Le réveil a été rude, mardi matin. Mais l’impression de vivre un très mauvais rêve n’a fait que s’accentuer. À Nouméa et dans son pourtour du Grand Nouméa, la journée d'hier a ressemblé à une litanie de mauvaises nouvelles, tandis que les forces de l’ordre ou les pompiers ont continué à être sollicités sur tous les fronts.
1. Les séquelles
Mardi au petit matin, on entend encore des détonations à travers Nouméa. L'agglomération est jonchée de débris. Il y a eu de violents affrontements, à plusieurs endroits, entre les forces de l'ordre et des jeunes qui sont passés de manifestants à émeutiers. L'usine de chocolat Biscochoc, à Ducos, et l'usine Le Froid d'embouteillage, à Montravel, ont brûlé. Concessions automobiles, commerces, médiathèque, docks, pharmacie, habitations : les pompiers ont reçu au moins 1 500 appels, ils sont intervenus pour environ 200 feux. Des commerces ont été pillés.
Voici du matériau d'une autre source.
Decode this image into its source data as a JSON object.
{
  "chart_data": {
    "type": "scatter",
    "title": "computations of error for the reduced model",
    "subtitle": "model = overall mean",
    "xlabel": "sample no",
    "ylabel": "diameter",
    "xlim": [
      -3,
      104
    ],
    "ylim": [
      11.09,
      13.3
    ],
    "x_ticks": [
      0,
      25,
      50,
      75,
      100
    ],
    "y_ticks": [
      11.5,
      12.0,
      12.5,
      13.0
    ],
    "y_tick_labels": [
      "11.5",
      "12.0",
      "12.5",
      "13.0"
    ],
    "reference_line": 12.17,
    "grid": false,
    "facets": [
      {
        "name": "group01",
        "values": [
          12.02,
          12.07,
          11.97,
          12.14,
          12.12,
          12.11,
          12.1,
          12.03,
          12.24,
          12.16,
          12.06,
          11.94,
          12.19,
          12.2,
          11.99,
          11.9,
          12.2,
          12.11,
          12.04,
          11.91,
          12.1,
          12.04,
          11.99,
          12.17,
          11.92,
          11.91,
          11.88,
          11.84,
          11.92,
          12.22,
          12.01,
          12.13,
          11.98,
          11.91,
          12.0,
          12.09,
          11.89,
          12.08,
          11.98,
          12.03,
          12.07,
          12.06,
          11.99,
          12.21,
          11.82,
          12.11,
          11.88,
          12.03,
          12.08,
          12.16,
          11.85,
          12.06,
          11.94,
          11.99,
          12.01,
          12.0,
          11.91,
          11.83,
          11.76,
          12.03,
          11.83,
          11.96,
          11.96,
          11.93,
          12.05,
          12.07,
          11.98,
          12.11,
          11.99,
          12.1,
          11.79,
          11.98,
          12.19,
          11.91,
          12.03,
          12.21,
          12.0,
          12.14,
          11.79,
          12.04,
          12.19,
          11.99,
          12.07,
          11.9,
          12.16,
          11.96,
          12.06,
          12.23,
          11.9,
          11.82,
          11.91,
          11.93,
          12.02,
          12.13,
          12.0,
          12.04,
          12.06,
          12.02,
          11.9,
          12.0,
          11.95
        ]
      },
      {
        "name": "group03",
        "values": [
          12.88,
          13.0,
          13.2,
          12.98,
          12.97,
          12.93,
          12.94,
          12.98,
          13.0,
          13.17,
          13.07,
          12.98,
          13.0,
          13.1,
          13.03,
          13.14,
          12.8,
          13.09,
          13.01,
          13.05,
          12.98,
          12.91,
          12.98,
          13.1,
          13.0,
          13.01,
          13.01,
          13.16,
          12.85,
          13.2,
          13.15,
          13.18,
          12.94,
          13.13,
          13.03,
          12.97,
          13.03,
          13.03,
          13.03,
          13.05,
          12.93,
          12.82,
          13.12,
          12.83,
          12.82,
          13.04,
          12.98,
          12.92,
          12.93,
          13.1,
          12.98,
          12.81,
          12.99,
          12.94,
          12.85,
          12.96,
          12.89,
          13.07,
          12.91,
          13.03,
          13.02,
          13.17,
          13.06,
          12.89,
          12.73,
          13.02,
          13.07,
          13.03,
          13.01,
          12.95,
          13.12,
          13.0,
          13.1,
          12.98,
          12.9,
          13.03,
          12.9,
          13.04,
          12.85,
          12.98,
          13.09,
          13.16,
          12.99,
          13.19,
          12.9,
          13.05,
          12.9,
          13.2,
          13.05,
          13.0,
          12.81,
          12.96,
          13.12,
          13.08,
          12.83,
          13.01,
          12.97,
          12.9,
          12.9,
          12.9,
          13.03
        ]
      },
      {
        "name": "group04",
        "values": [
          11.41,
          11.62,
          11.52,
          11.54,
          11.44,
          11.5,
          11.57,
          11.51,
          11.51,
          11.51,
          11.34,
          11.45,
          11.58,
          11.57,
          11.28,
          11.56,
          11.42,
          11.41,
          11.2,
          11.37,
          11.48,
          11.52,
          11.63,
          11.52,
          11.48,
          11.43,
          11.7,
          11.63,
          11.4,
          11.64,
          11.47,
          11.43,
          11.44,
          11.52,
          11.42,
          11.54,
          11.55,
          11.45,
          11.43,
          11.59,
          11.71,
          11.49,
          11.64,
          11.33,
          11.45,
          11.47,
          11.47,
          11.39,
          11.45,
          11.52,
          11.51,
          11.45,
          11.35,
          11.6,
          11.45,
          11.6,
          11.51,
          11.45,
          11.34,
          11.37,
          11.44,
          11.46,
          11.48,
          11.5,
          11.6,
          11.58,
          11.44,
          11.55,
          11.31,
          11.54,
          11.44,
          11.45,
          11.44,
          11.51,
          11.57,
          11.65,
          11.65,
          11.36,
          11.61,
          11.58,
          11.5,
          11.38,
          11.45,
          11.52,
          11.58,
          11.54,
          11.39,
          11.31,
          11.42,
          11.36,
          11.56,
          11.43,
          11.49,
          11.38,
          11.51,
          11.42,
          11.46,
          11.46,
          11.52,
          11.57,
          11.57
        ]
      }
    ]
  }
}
Le reportage de Natacha Lassauce-Cognard, Luigi Wahmereungo-Palmieri, Thierry Chapuis et Gaël Detcheverry
2. L'économie blessée
"Ça a été une nuit d'une grande violence pour le monde économique", s'émeut mardi matin la présidente du Medef-NC. "On peut estimer que plus de mille emplois ont été détruits dans la nuit", selon Mimsy Daly. "Ce qui est consternant vu la situation économique de notre territoire." Entre 21h30 et 4 heures, le groupe Jeandot a par exemple perdu son espace de vente à Magenta et 120 véhicules. Pertes estimées, environ deux milliards de francs CFP.
Un reportage de Caroline Antic-Martin et Thierry Chapuis
3. Une conséquence dramatique
Sur plusieurs axes routiers, y compris des portions de voie express, la circulation est entravée, voire bloquée. Au Mont-Dore, dans la traversée de Saint-Louis, quatre escadrons de gendarmerie ont été déployés ainsi que l'ensemble des équipes du GIGN. Une coupure de route peut avoir des conséquences dramatiques. Dans la nuit de lundi à mardi, une femme de Boulouparis devait accoucher, mais le Samu n'a pas pu quitter Dumbéa. Une ambulance de La Foa l'a prise en charge et emmenée au dispensaire. Trop tard. Le bébé est mort in utero.
4. Une matinée très agitée
Mardi, les exactions continuent. Les quartiers Nord sont touchés, comme la zone industrielle de Normandie, où brûle l'entrepôt des fontaines d'eau du Mont-Dore. L'incendie de la société Le Froid représente un point sensible. En fin de matinée, un énorme panache de fumée noire émane de l'usine.
Une trentaine de jeunes se trouvent à l’intérieur, "ils ne se rendent pas compte du danger. Ils ont à leur proximité deux cuves d’hydrogènes qui risquent d’exploser", indique le haut-commissaire Louis Le Franc. Des affrontements ont lieu à Tuband, dans le Sud de la ville.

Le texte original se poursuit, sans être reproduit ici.